RDC-CENI : Denis Kadima appelle à être jugé non par « présomption et procès d’intention » mais uniquement à l’œuvre et sur le terrain

Denis Kadima candidat controversé au poste de président de la commission électorale nationale et indépendante (CENI) rejette les allégations de tentatives de corruptions et d’intimidations ausein des confessions religieuses comme rapporté par la conférence episcopale nationale du Congo (CENCO) et l’église du Christ au Congo (ECC).

Pour lui, « il est candidat à la présidence de la CENI par patriotisme et parce qu’il connaît les profondes aspirations de ses concitoyens pour des scrutins inclusifs et sincères, et il est convaincu que son pays en est capable. Il devrait être jugé non par présomption et procès d’intention, mais uniquement à l’œuvre et sur le terrain ».

Dans un communiqué de presse de ce mercredi 6 octobre, les services de communication de Denis Kadima appellent les accusateurs de « produire des preuves circonstanciées et les noms des corrupteurs et corrompus, pour faire éclater la vérité ».

Selon lui, le communiqué du 23 juillet 2021 signé par les 8 confessions religieuses ne cite nulle part le nom du candidat Kadima comme acteur ou bénéficiaire de menaces et intimidations envers des chefs religieux.

« Nous restons convaincus que le candidat Kadima a été mentionné par ses adversaires dans l’unique but de le discréditer et obtenir sa mise à l’écart de la compétition. Denis Kadima n’est concerné ni de près ni de loin par ces actes ignobles qui, dans tous les cas de figure, n’auraient pas fait prospérer sa candidature », peut-on lire dans ce document signé par sa chargée de communication, Elisabeth Mpoyo.

Denis Kadima déclare que les confessions religieuses ne lui ont rien reproché lors de son exposé devant elles.   

« Sur la notion d’éthique : comment et selon quels critères l’éthique des candidats est-elle mesurée ? Sur base d’allégations d’actes prétendument (car non prouvés) posés par des tierces personnes ? Il est inacceptable de jeter des pierres à un citoyen et le condamner sans preuve.

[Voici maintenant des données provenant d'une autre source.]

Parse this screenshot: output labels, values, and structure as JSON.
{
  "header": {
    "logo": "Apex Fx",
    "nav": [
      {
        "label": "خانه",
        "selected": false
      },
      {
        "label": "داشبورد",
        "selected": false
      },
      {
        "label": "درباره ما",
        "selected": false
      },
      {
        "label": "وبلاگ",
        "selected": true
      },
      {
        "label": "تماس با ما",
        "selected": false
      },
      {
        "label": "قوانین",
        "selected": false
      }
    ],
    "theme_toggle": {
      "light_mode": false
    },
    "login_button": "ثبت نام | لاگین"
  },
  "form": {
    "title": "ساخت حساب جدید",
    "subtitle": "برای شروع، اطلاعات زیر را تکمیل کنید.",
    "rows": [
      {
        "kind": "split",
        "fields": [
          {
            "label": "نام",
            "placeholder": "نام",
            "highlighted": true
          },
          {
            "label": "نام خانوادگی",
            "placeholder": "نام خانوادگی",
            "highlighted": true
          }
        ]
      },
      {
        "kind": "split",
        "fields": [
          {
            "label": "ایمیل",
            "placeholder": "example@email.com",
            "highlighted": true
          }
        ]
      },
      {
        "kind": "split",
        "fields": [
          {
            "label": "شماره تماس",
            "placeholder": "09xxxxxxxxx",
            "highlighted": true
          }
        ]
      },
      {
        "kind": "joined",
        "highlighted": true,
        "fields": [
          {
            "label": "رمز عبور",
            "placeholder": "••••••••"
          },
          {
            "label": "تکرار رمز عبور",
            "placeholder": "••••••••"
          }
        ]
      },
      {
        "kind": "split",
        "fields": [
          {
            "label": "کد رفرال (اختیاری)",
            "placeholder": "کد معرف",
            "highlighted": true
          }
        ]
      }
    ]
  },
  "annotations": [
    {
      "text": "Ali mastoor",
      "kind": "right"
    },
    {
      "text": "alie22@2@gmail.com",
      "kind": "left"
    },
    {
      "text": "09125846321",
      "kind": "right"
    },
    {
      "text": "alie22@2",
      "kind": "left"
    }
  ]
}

Le 27 juillet 2021, le candidat Denis Kadima est passé au grand oral devant les 8 confessions religieuses. Il a répondu à toutes les questions lui posées. A aucun moment il ne lui a été signifié des faits d’intimidation et de corruption. Officiant dans le domaine de la gouvernance démocratique depuis plus de 20 ans, Denis Kadima a œuvré inlassablement pour l’intégrité électorale et pour des processus crédibles et apaisés sur le continent. Il a conseillé Oppositions et Pouvoirs et initié des dialogues politiques, formé les parties prenantes politiques, électorales et citoyennes, géré des financements importants et jamais sa crédibilité et son intégrité n’ont été mises en cause », dit le communiqué.

Les discussions entre les religieux sont au point mort. Le groupe de 6 qui soutient Denis Kadima refuse toute négociation en dehors du nom de ce dernier. Les 72 heures de plus accordées par l’Assemblée nationale ont expiré lundi dernier sans trouver un consensus. Le duo CENCO-ECC ne veut pas de Denis Kadima dont la candidature, selon eux, est accompagnée des actes de corruption, des menaces et intimidations.